Zocchihedron is the trademark of a 100-sided  die invented by Lou Zocchi, which debuted in 1985. Unlike other polyhedran dice, it takes the appearance of a ball with 100 flattened planes. It is sometimes called "Zocchi's Golfball".

Zocchihedra are designed to handle percentage rolls in games, particularly in role-playing games.

History

It took three years for Zocchi to design his die, and three more years to get it into production. Zocchi discovered that the die would perform best in water at a depth of , so it floats. Since its introduction, Zocchi has improved the design of the Zocchihedron, filling it with teardrop-shaped free-falling weights to make it settle more swiftly when rolled.

The Zocchihedron 2 is a further improved model, and has another filler.

Probability distribution of rolls
A test published in White Dwarf magazine concluded that the frequency distribution of the Zocchihedron was substantially uneven. Jason Mills noticed that some numbers were spaced closer together than others, and suspected that this non-uniform placement would cause some numbers to predictably come up more than others. Mills performed 5,164 rolls and the results confirmed these suspicions; some numbers came up significantly more than others. Most notably, rolls of more than 93 or less than 8 were significantly rarer than middling results. Not coincidentally, these numbers were all spaced closer together near the "poles" of the die, as opposed to numbers near the "equator" that are more widely spaced.

After the test was published, the numbering on the Zocchihedron was redesigned with higher and lower numbers placed more evenly across all parts of the die.
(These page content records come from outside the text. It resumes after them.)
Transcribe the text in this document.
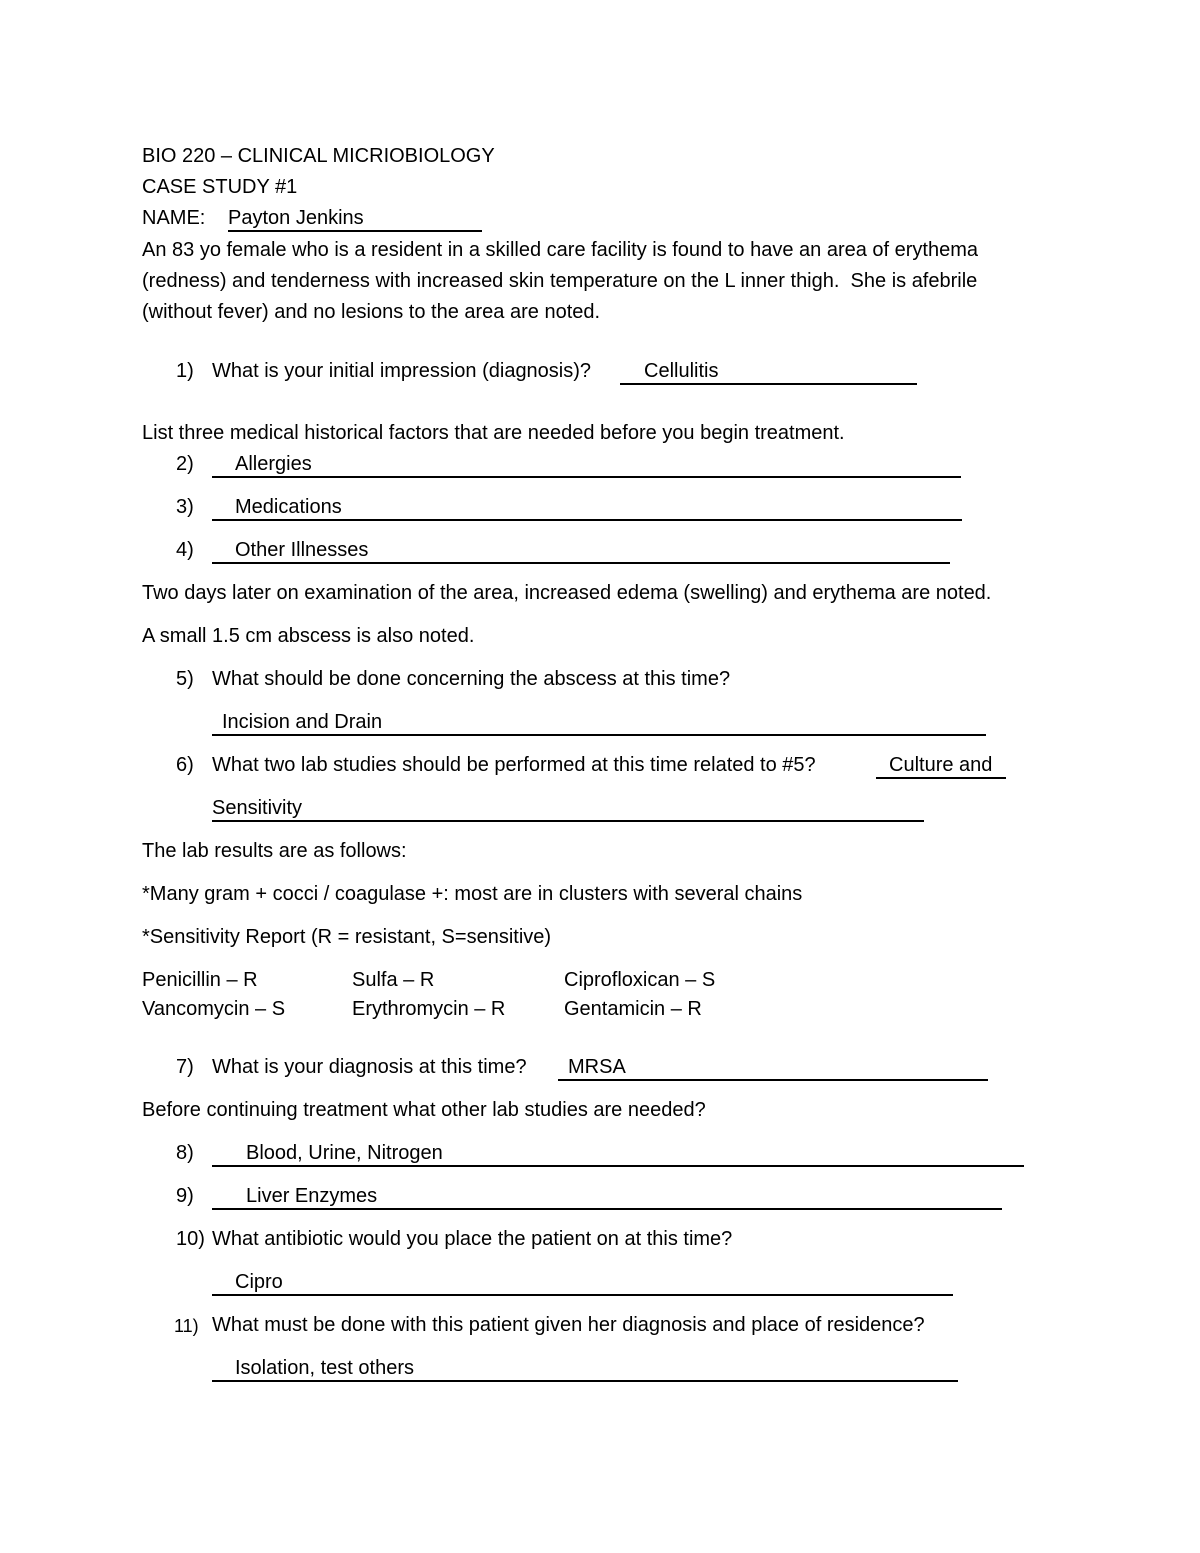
BIO 220 – CLINICAL MICRIOBIOLOGY
CASE STUDY #1
NAME: Payton Jenkins
An 83 yo female who is a resident in a skilled care facility is found to have an area of erythema
(redness) and tenderness with increased skin temperature on the L inner thigh.  She is afebrile
(without fever) and no lesions to the area are noted.
1) What is your initial impression (diagnosis)?	Cellulitis
List three medical historical factors that are needed before you begin treatment.
2)	Allergies
3)	Medications
4)	Other Illnesses
Two days later on examination of the area, increased edema (swelling) and erythema are noted.
A small 1.5 cm abscess is also noted.
5) What should be done concerning the abscess at this time?
Incision and Drain
6) What two lab studies should be performed at this time related to #5?	Culture and
Sensitivity
The lab results are as follows:
*Many gram + cocci / coagulase +: most are in clusters with several chains
*Sensitivity Report (R = resistant, S=sensitive)
Penicillin – R	Sulfa – R	Ciprofloxican – S
Vancomycin – S	Erythromycin – R	Gentamicin – R
7) What is your diagnosis at this time?	MRSA
Before continuing treatment what other lab studies are needed?
8)	Blood, Urine, Nitrogen
9)	Liver Enzymes
10) What antibiotic would you place the patient on at this time?
Cipro
11) What must be done with this patient given her diagnosis and place of residence?
Isolation, test others
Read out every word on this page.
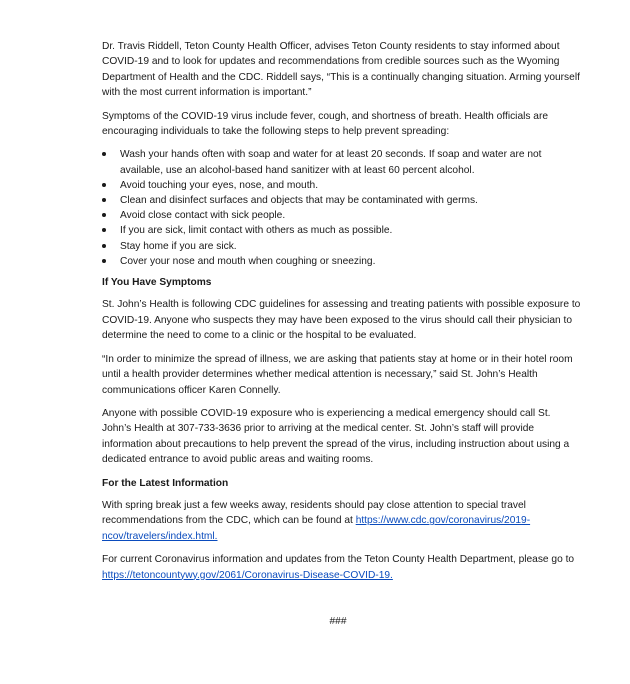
Dr. Travis Riddell, Teton County Health Officer, advises Teton County residents to stay informed about COVID-19 and to look for updates and recommendations from credible sources such as the Wyoming Department of Health and the CDC. Riddell says, “This is a continually changing situation. Arming yourself with the most current information is important.”

Symptoms of the COVID-19 virus include fever, cough, and shortness of breath. Health officials are encouraging individuals to take the following steps to help prevent spreading:

Wash your hands often with soap and water for at least 20 seconds. If soap and water are not available, use an alcohol-based hand sanitizer with at least 60 percent alcohol.
Avoid touching your eyes, nose, and mouth.
Clean and disinfect surfaces and objects that may be contaminated with germs.
Avoid close contact with sick people.
If you are sick, limit contact with others as much as possible.
Stay home if you are sick.
Cover your nose and mouth when coughing or sneezing.

If You Have Symptoms

St. John’s Health is following CDC guidelines for assessing and treating patients with possible exposure to COVID-19. Anyone who suspects they may have been exposed to the virus should call their physician to determine the need to come to a clinic or the hospital to be evaluated.

“In order to minimize the spread of illness, we are asking that patients stay at home or in their hotel room until a health provider determines whether medical attention is necessary,” said St. John’s Health communications officer Karen Connelly.

Anyone with possible COVID-19 exposure who is experiencing a medical emergency should call St. John’s Health at 307-733-3636 prior to arriving at the medical center. St. John’s staff will provide information about precautions to help prevent the spread of the virus, including instruction about using a dedicated entrance to avoid public areas and waiting rooms.

For the Latest Information

With spring break just a few weeks away, residents should pay close attention to special travel recommendations from the CDC, which can be found at https://www.cdc.gov/coronavirus/2019-ncov/travelers/index.html.

For current Coronavirus information and updates from the Teton County Health Department, please go to https://tetoncountywy.gov/2061/Coronavirus-Disease-COVID-19.

###
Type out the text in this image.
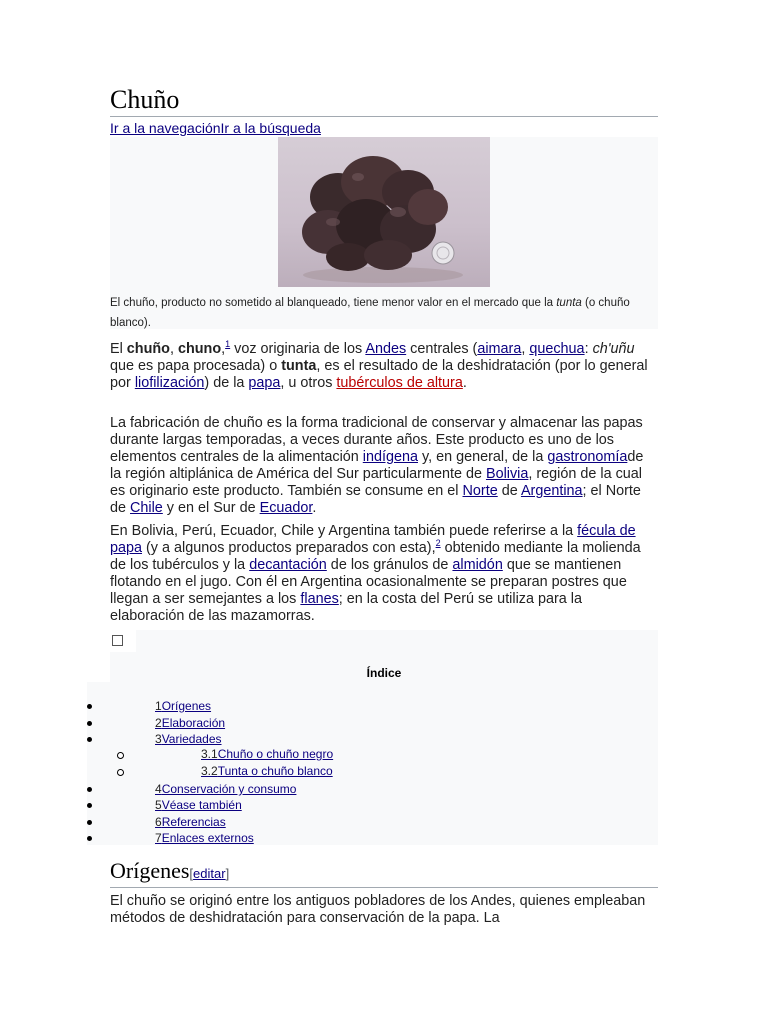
Chuño
Ir a la navegaciónIr a la búsqueda
El chuño, producto no sometido al blanqueado, tiene menor valor en el mercado que la tunta (o chuño blanco).

El chuño, chuno,$^1$ voz originaria de los Andes centrales (aimara, quechua: ch'uñu que es papa procesada) o tunta, es el resultado de la deshidratación (por lo general por liofilización) de la papa, u otros tubérculos de altura.

La fabricación de chuño es la forma tradicional de conservar y almacenar las papas durante largas temporadas, a veces durante años. Este producto es uno de los elementos centrales de la alimentación indígena y, en general, de la gastronomíade la región altiplánica de América del Sur particularmente de Bolivia, región de la cual es originario este producto. También se consume en el Norte de Argentina; el Norte de Chile y en el Sur de Ecuador.

En Bolivia, Perú, Ecuador, Chile y Argentina también puede referirse a la fécula de papa (y a algunos productos preparados con esta),$^2$ obtenido mediante la molienda de los tubérculos y la decantación de los gránulos de almidón que se mantienen flotando en el jugo. Con él en Argentina ocasionalmente se preparan postres que llegan a ser semejantes a los flanes; en la costa del Perú se utiliza para la elaboración de las mazamorras.

Índice
1Orígenes
2Elaboración
3Variedades
3.1Chuño o chuño negro
3.2Tunta o chuño blanco
4Conservación y consumo
5Véase también
6Referencias
7Enlaces externos
Orígenes[editar]

El chuño se originó entre los antiguos pobladores de los Andes, quienes empleaban métodos de deshidratación para conservación de la papa. La
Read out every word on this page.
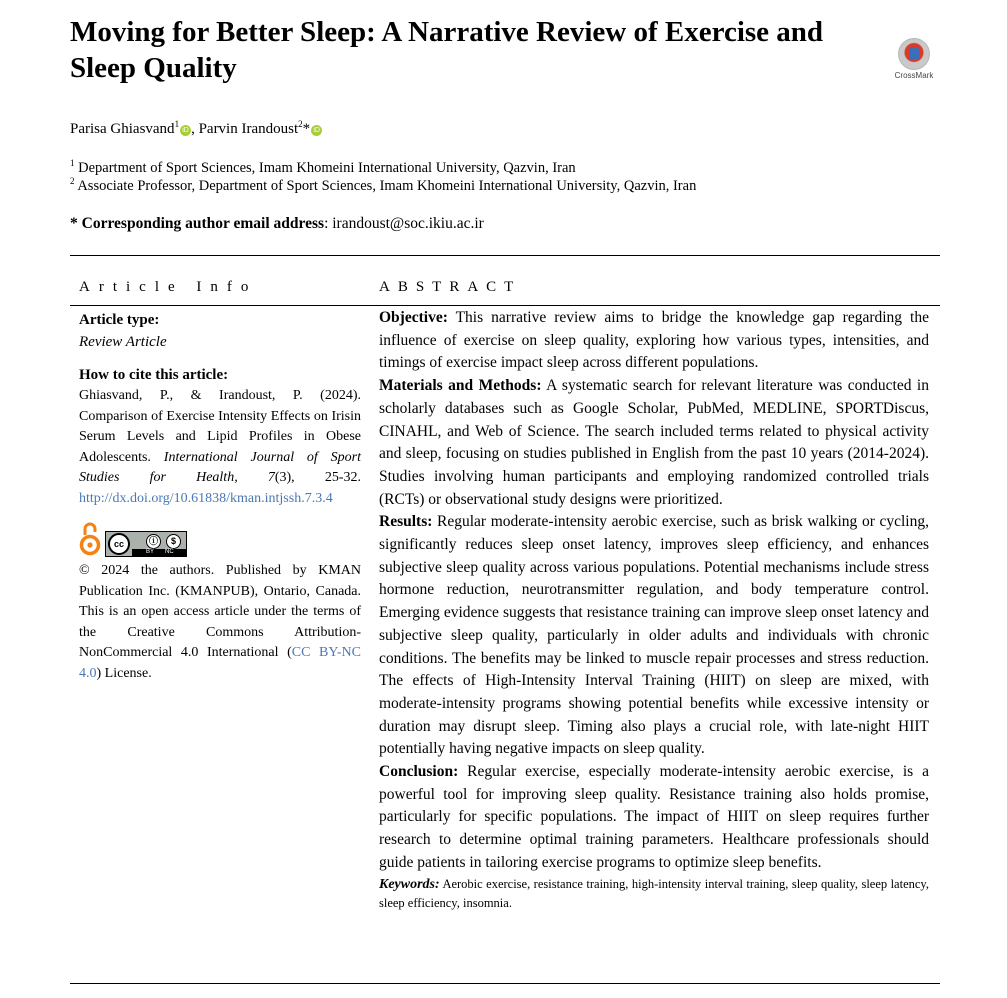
Moving for Better Sleep: A Narrative Review of Exercise and Sleep Quality	CrossMark
Parisa Ghiasvand$^1$iD , Parvin Irandoust$^2$* iD
$^1$ Department of Sport Sciences, Imam Khomeini International University, Qazvin, Iran
$^2$ Associate Professor, Department of Sport Sciences, Imam Khomeini International University, Qazvin, Iran
* Corresponding author email address: irandoust@soc.ikiu.ac.ir
Article Info	ABSTRACT
Article type:
Review Article
How to cite this article:
Ghiasvand, P., & Irandoust, P. (2024). Comparison of Exercise Intensity Effects on Irisin Serum Levels and Lipid Profiles in Obese Adolescents. International Journal of Sport Studies for Health, 7(3), 25-32. http://dx.doi.org/10.61838/kman.intjssh.7.3.4
cc	ⓘ	$
BY NC
© 2024 the authors. Published by KMAN Publication Inc. (KMANPUB), Ontario, Canada. This is an open access article under the terms of the Creative Commons Attribution-NonCommercial 4.0 International (CC BY-NC 4.0) License.

Objective: This narrative review aims to bridge the knowledge gap regarding the influence of exercise on sleep quality, exploring how various types, intensities, and timings of exercise impact sleep across different populations.

Materials and Methods: A systematic search for relevant literature was conducted in scholarly databases such as Google Scholar, PubMed, MEDLINE, SPORTDiscus, CINAHL, and Web of Science. The search included terms related to physical activity and sleep, focusing on studies published in English from the past 10 years (2014-2024). Studies involving human participants and employing randomized controlled trials (RCTs) or observational study designs were prioritized.

Results: Regular moderate-intensity aerobic exercise, such as brisk walking or cycling, significantly reduces sleep onset latency, improves sleep efficiency, and enhances subjective sleep quality across various populations. Potential mechanisms include stress hormone reduction, neurotransmitter regulation, and body temperature control. Emerging evidence suggests that resistance training can improve sleep onset latency and subjective sleep quality, particularly in older adults and individuals with chronic conditions. The benefits may be linked to muscle repair processes and stress reduction. The effects of High-Intensity Interval Training (HIIT) on sleep are mixed, with moderate-intensity programs showing potential benefits while excessive intensity or duration may disrupt sleep. Timing also plays a crucial role, with late-night HIIT potentially having negative impacts on sleep quality.

Conclusion: Regular exercise, especially moderate-intensity aerobic exercise, is a powerful tool for improving sleep quality. Resistance training also holds promise, particularly for specific populations. The impact of HIIT on sleep requires further research to determine optimal training parameters. Healthcare professionals should guide patients in tailoring exercise programs to optimize sleep benefits.

Keywords: Aerobic exercise, resistance training, high-intensity interval training, sleep quality, sleep latency, sleep efficiency, insomnia.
While numbers spaced closely together near the "poles" still come up less often, the numbers that are placed in these areas are more evenly distributed between 1 and 100, instead of consisting mainly of very high and very low numbers.

Patents
The aesthetic appearance of the Zocchihedron was protected by United States design patent D303,553, which expired on 19 September 2003. The original patent did not include mention of any internal braking mechanism. There was never a utility patent for the original Zocchihedron, although United States patent 6,926,276 may protect the braking mechanism of the Zocchihedron II. That patent will expire on 9 August 2025 and applies only to "spherical dice" containing "multi sized and irregularly shaped particles."